Autour de Bernard, il y a sa mère, dure et forte, qui s’occupe de tout pour son grand fils un peu décalé. Et qui porte en elle le souvenir de son mari, noyé dans le lac tout proche. Il y a aussi la belle Marian, dont Bernard est amoureux depuis toujours et qui semble l’ignorer. Elle passe son temps avec ses deux copines, Mags et Cathy, à faire du shopping, à s’envoyer des vannes et à se murger tous les week-ends dans leurs bars préférés tout en s’inquiétant de n’avoir pas encore trouvé l’homme de leur vie à près de 30 ans.

Un récit choral

Il y a encore Jack Moriarty, que Bernard considère comme son seul pote mais qui ne voit pas tout à fait les choses de cette façon. Jack le séducteur, Jack le joueur de foot gaélique incapable de canaliser sa fureur, Jack qui traîne aussi ses fantômes du passé. Et puis il y a Linda la serveuse qui se mue en chanteuse à la nuit tombée, Laura la touriste américaine et son frère, amateur de blues lui aussi…

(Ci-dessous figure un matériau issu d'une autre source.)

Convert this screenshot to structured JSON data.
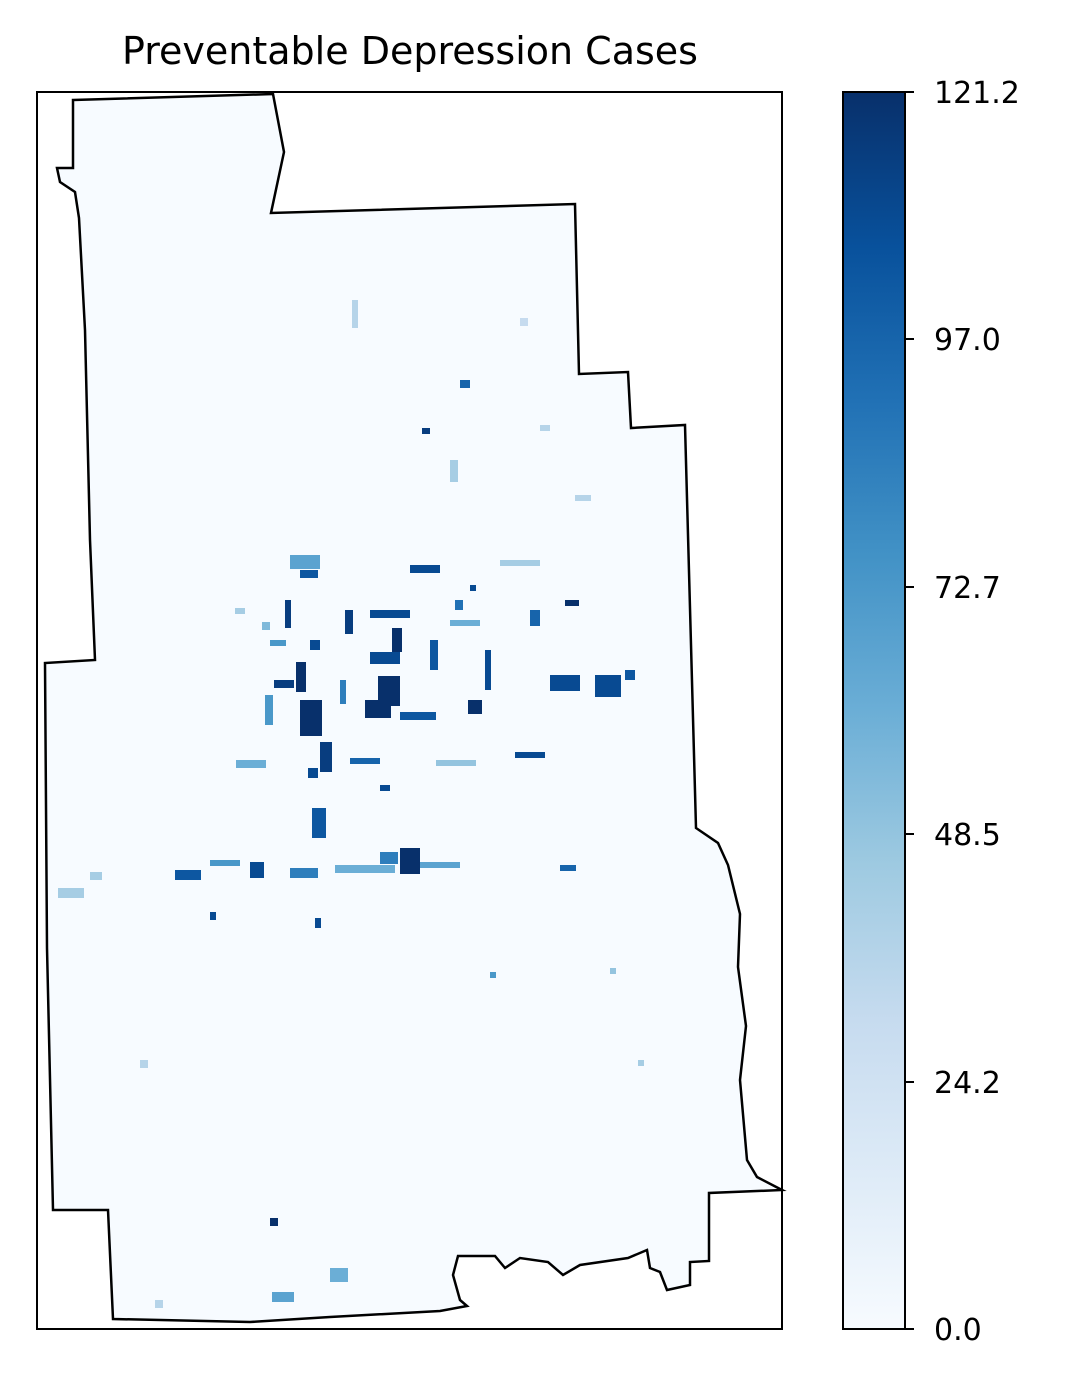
{
  "chart_data": {
    "type": "heatmap",
    "title": "Preventable Depression Cases",
    "xlabel": "",
    "ylabel": "",
    "colormap": "Blues",
    "colorbar": {
      "min": 0.0,
      "max": 121.2,
      "ticks": [
        0.0,
        24.2,
        48.5,
        72.7,
        97.0,
        121.2
      ],
      "tick_labels": [
        "0.0",
        "24.2",
        "48.5",
        "72.7",
        "97.0",
        "121.2"
      ],
      "colors": [
        "#f7fbff",
        "#deebf7",
        "#c6dbef",
        "#9ecae1",
        "#6baed6",
        "#4292c6",
        "#2171b5",
        "#08519c",
        "#08306b"
      ]
    },
    "boundary_color": "#000000",
    "background_value_color": "#f7fbff"
  }
}
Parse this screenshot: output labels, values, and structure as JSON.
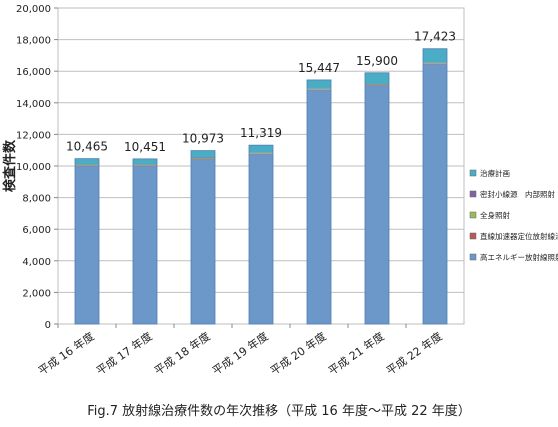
{
  "chart_data": {
    "type": "bar",
    "stacked": true,
    "categories": [
      "平成 16 年度",
      "平成 17 年度",
      "平成 18 年度",
      "平成 19 年度",
      "平成 20 年度",
      "平成 21 年度",
      "平成 22 年度"
    ],
    "totals": [
      10465,
      10451,
      10973,
      11319,
      15447,
      15900,
      17423
    ],
    "total_labels": [
      "10,465",
      "10,451",
      "10,973",
      "11,319",
      "15,447",
      "15,900",
      "17,423"
    ],
    "series": [
      {
        "name": "高エネルギー放射線照射",
        "color": "#6b98c9",
        "values": [
          10000,
          10000,
          10450,
          10750,
          14800,
          15100,
          16450
        ]
      },
      {
        "name": "直線加速器定位放射線治療",
        "color": "#b85a5a",
        "values": [
          20,
          20,
          20,
          20,
          20,
          20,
          20
        ]
      },
      {
        "name": "全身照射",
        "color": "#9bbb59",
        "values": [
          40,
          40,
          40,
          40,
          40,
          40,
          40
        ]
      },
      {
        "name": "密封小線源　内部照射",
        "color": "#8064a2",
        "values": [
          25,
          25,
          25,
          25,
          25,
          25,
          25
        ]
      },
      {
        "name": "治療計画",
        "color": "#4bacc6",
        "values": [
          380,
          366,
          438,
          484,
          562,
          715,
          888
        ]
      }
    ],
    "ylabel": "検査件数",
    "ylim": [
      0,
      20000
    ],
    "yticks": [
      0,
      2000,
      4000,
      6000,
      8000,
      10000,
      12000,
      14000,
      16000,
      18000,
      20000
    ],
    "ytick_labels": [
      "0",
      "2,000",
      "4,000",
      "6,000",
      "8,000",
      "10,000",
      "12,000",
      "14,000",
      "16,000",
      "18,000",
      "20,000"
    ],
    "grid": true,
    "legend_placement": "right"
  },
  "caption": "Fig.7 放射線治療件数の年次推移（平成 16 年度～平成 22 年度）"
}
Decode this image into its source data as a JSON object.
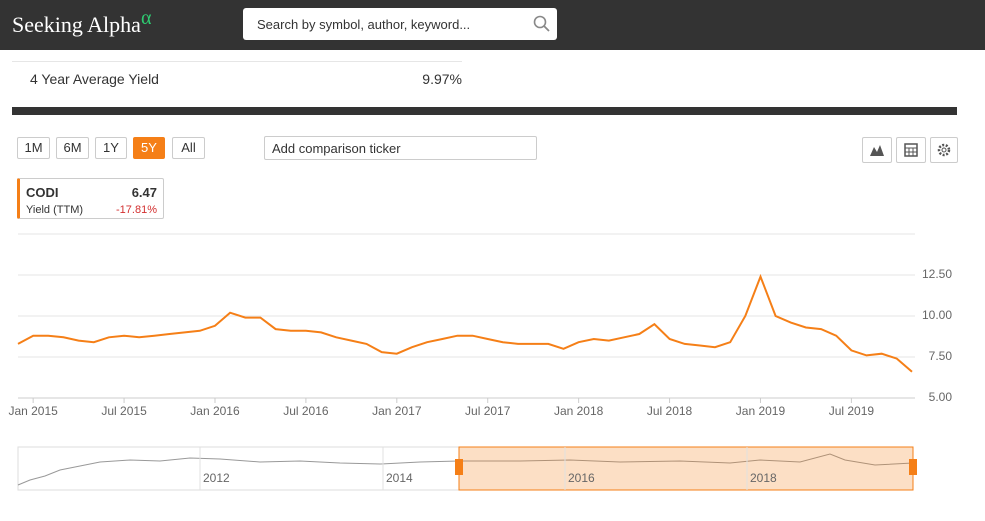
{
  "header": {
    "logo": "Seeking Alpha",
    "logo_mark": "α",
    "search_placeholder": "Search by symbol, author, keyword..."
  },
  "stat": {
    "label": "4 Year Average Yield",
    "value": "9.97%"
  },
  "controls": {
    "ranges": [
      "1M",
      "6M",
      "1Y",
      "5Y",
      "All"
    ],
    "active_range": "5Y",
    "comparison_placeholder": "Add comparison ticker"
  },
  "legend": {
    "ticker": "CODI",
    "price": "6.47",
    "metric": "Yield (TTM)",
    "change": "-17.81%"
  },
  "navigator": {
    "labels": [
      "2012",
      "2014",
      "2016",
      "2018"
    ]
  },
  "chart_data": {
    "type": "line",
    "color": "#f57f17",
    "grid": true,
    "x": [
      "2014-12",
      "2015-01",
      "2015-02",
      "2015-03",
      "2015-04",
      "2015-05",
      "2015-06",
      "2015-07",
      "2015-08",
      "2015-09",
      "2015-10",
      "2015-11",
      "2015-12",
      "2016-01",
      "2016-02",
      "2016-03",
      "2016-04",
      "2016-05",
      "2016-06",
      "2016-07",
      "2016-08",
      "2016-09",
      "2016-10",
      "2016-11",
      "2016-12",
      "2017-01",
      "2017-02",
      "2017-03",
      "2017-04",
      "2017-05",
      "2017-06",
      "2017-07",
      "2017-08",
      "2017-09",
      "2017-10",
      "2017-11",
      "2017-12",
      "2018-01",
      "2018-02",
      "2018-03",
      "2018-04",
      "2018-05",
      "2018-06",
      "2018-07",
      "2018-08",
      "2018-09",
      "2018-10",
      "2018-11",
      "2018-12",
      "2019-01",
      "2019-02",
      "2019-03",
      "2019-04",
      "2019-05",
      "2019-06",
      "2019-07",
      "2019-08",
      "2019-09",
      "2019-10",
      "2019-11"
    ],
    "series": [
      {
        "name": "CODI",
        "values": [
          8.3,
          8.8,
          8.8,
          8.7,
          8.5,
          8.4,
          8.7,
          8.8,
          8.7,
          8.8,
          8.9,
          9.0,
          9.1,
          9.4,
          10.2,
          9.9,
          9.9,
          9.2,
          9.1,
          9.1,
          9.0,
          8.7,
          8.5,
          8.3,
          7.8,
          7.7,
          8.1,
          8.4,
          8.6,
          8.8,
          8.8,
          8.6,
          8.4,
          8.3,
          8.3,
          8.3,
          8.0,
          8.4,
          8.6,
          8.5,
          8.7,
          8.9,
          9.5,
          8.6,
          8.3,
          8.2,
          8.1,
          8.4,
          10.0,
          12.4,
          10.0,
          9.6,
          9.3,
          9.2,
          8.8,
          7.9,
          7.6,
          7.7,
          7.4,
          6.6
        ]
      }
    ],
    "xlim": [
      "2014-12",
      "2019-11"
    ],
    "xticks": [
      {
        "value": "2015-01",
        "label": "Jan 2015"
      },
      {
        "value": "2015-07",
        "label": "Jul 2015"
      },
      {
        "value": "2016-01",
        "label": "Jan 2016"
      },
      {
        "value": "2016-07",
        "label": "Jul 2016"
      },
      {
        "value": "2017-01",
        "label": "Jan 2017"
      },
      {
        "value": "2017-07",
        "label": "Jul 2017"
      },
      {
        "value": "2018-01",
        "label": "Jan 2018"
      },
      {
        "value": "2018-07",
        "label": "Jul 2018"
      },
      {
        "value": "2019-01",
        "label": "Jan 2019"
      },
      {
        "value": "2019-07",
        "label": "Jul 2019"
      }
    ],
    "ylim": [
      5,
      15
    ],
    "yticks": [
      {
        "value": 5,
        "label": "5.00"
      },
      {
        "value": 7.5,
        "label": "7.50"
      },
      {
        "value": 10,
        "label": "10.00"
      },
      {
        "value": 12.5,
        "label": "12.50"
      }
    ]
  }
}
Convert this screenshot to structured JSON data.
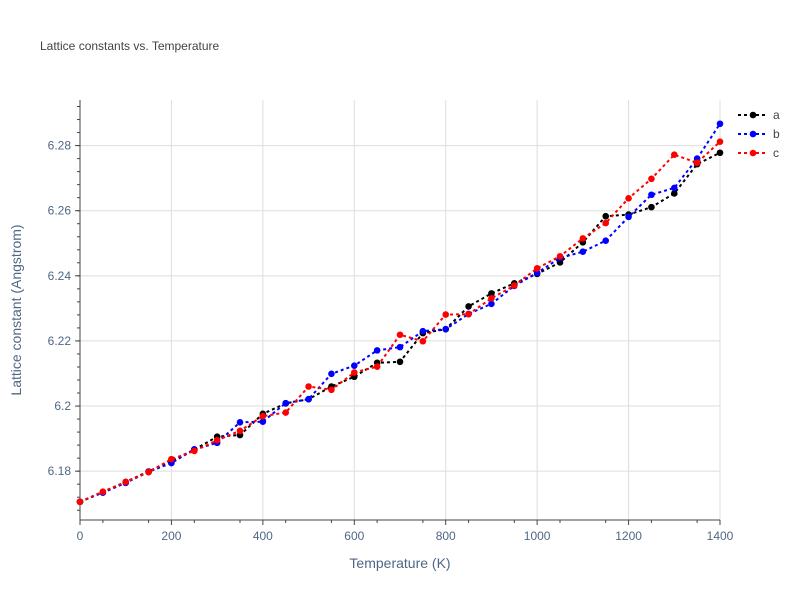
{
  "chart_data": {
    "type": "line",
    "title": "Lattice constants vs. Temperature",
    "xlabel": "Temperature (K)",
    "ylabel": "Lattice constant (Angstrom)",
    "xlim": [
      0,
      1400
    ],
    "ylim": [
      6.165,
      6.294
    ],
    "grid": true,
    "legend_position": "top-right",
    "x_ticks": [
      0,
      200,
      400,
      600,
      800,
      1000,
      1200,
      1400
    ],
    "x_tick_labels": [
      "0",
      "200",
      "400",
      "600",
      "800",
      "1000",
      "1200",
      "1400"
    ],
    "y_ticks": [
      6.18,
      6.2,
      6.22,
      6.24,
      6.26,
      6.28
    ],
    "y_tick_labels": [
      "6.18",
      "6.2",
      "6.22",
      "6.24",
      "6.26",
      "6.28"
    ],
    "x": [
      0,
      50,
      100,
      150,
      200,
      250,
      300,
      350,
      400,
      450,
      500,
      550,
      600,
      650,
      700,
      750,
      800,
      850,
      900,
      950,
      1000,
      1050,
      1100,
      1150,
      1200,
      1250,
      1300,
      1350,
      1400
    ],
    "series": [
      {
        "name": "a",
        "color": "#000000",
        "values": [
          6.1706,
          6.1736,
          6.1767,
          6.1799,
          6.1832,
          6.1866,
          6.1906,
          6.1911,
          6.1976,
          6.2008,
          6.2021,
          6.206,
          6.209,
          6.2133,
          6.2136,
          6.2224,
          6.2236,
          6.2306,
          6.2346,
          6.2377,
          6.2406,
          6.2441,
          6.2503,
          6.2583,
          6.2588,
          6.2611,
          6.2653,
          6.2743,
          6.2778
        ]
      },
      {
        "name": "b",
        "color": "#0000ff",
        "values": [
          6.1706,
          6.1734,
          6.1764,
          6.1798,
          6.1825,
          6.1867,
          6.1887,
          6.195,
          6.1952,
          6.2009,
          6.2021,
          6.2099,
          6.2124,
          6.2171,
          6.2181,
          6.223,
          6.2236,
          6.2283,
          6.2314,
          6.2369,
          6.2409,
          6.2455,
          6.2474,
          6.2508,
          6.2581,
          6.2649,
          6.267,
          6.276,
          6.2867
        ]
      },
      {
        "name": "c",
        "color": "#ff0000",
        "values": [
          6.1706,
          6.1737,
          6.1767,
          6.1797,
          6.1837,
          6.1862,
          6.1895,
          6.1924,
          6.1969,
          6.198,
          6.206,
          6.205,
          6.2103,
          6.2121,
          6.2219,
          6.2199,
          6.2281,
          6.2282,
          6.2331,
          6.237,
          6.2423,
          6.246,
          6.2515,
          6.2562,
          6.2638,
          6.2698,
          6.2772,
          6.2747,
          6.2812
        ]
      }
    ]
  }
}
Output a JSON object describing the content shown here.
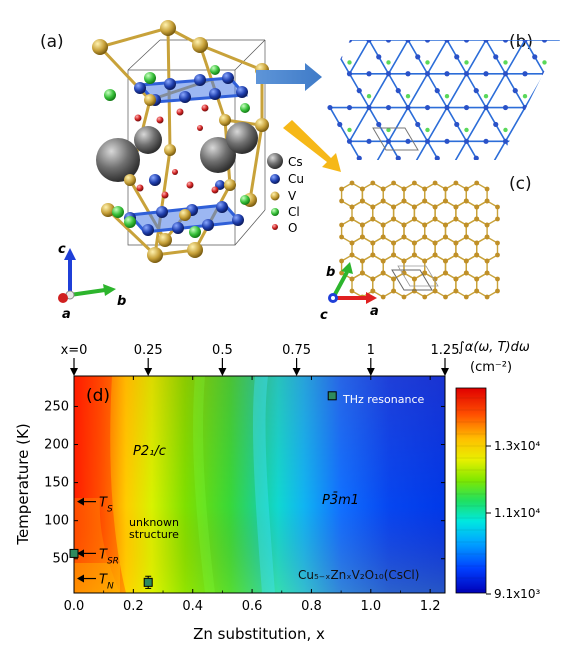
{
  "panels": {
    "a": "(a)",
    "b": "(b)",
    "c": "(c)",
    "d": "(d)"
  },
  "crystal_legend": [
    {
      "label": "Cs",
      "color": "#6b6b6b"
    },
    {
      "label": "Cu",
      "color": "#1f3fae"
    },
    {
      "label": "V",
      "color": "#c8a23a"
    },
    {
      "label": "Cl",
      "color": "#38c03a"
    },
    {
      "label": "O",
      "color": "#d02020"
    }
  ],
  "axes_a": {
    "c": "c",
    "b": "b",
    "a": "a"
  },
  "axes_bc": {
    "b": "b",
    "c": "c",
    "a": "a"
  },
  "chart_data": {
    "type": "heatmap",
    "xlabel": "Zn substitution, x",
    "ylabel": "Temperature (K)",
    "xlim": [
      0,
      1.25
    ],
    "ylim": [
      5,
      290
    ],
    "x_ticks": [
      "0.0",
      "0.2",
      "0.4",
      "0.6",
      "0.8",
      "1.0",
      "1.2"
    ],
    "y_ticks": [
      "50",
      "100",
      "150",
      "200",
      "250"
    ],
    "top_ticks": [
      "x=0",
      "0.25",
      "0.5",
      "0.75",
      "1",
      "1.25"
    ],
    "colorbar": {
      "title": "∫α(ω, T)dω",
      "unit": "(cm⁻²)",
      "ticks": [
        "1.3x10⁴",
        "1.1x10⁴",
        "9.1x10³"
      ]
    },
    "annotations": {
      "p21c": "P2₁/c",
      "p3m1": "P3̄m1",
      "unknown1": "unknown",
      "unknown2": "structure",
      "compound": "Cu₅₋ₓZnₓV₂O₁₀(CsCl)",
      "thz": "THz resonance",
      "ts": "T_S",
      "tsr": "T_SR",
      "tn": "T_N"
    },
    "transitions": [
      {
        "name": "T_S",
        "T": 125
      },
      {
        "name": "T_SR",
        "T": 57
      },
      {
        "name": "T_N",
        "T": 24
      }
    ],
    "data_points": [
      {
        "x": 0.0,
        "T": 57,
        "err": 4
      },
      {
        "x": 0.25,
        "T": 19,
        "err": 8
      },
      {
        "x": 0.87,
        "T": 264,
        "err": 0
      }
    ],
    "color_scale": {
      "min": 9100,
      "max": 14200,
      "colors": [
        "#0000c8",
        "#0050ff",
        "#00b4ff",
        "#00e0c0",
        "#30e030",
        "#c8f000",
        "#ffe000",
        "#ff9000",
        "#ff3000",
        "#e00000"
      ]
    }
  }
}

Tout un petit monde que l’auteur met en scène et suit entre passé et présent, bondissant de l’un à l’autre, tissant un récit choral où les dialogues se réduisent à la portion congrue au profit d’une écriture qui embrasse tous les aspects de l’intrigue, emporte tout sur son passage, tend la main au lecteur pour l’emporter au cœur de ces vies banales et pourtant porteuses d’une multitude de petits et de grands drames.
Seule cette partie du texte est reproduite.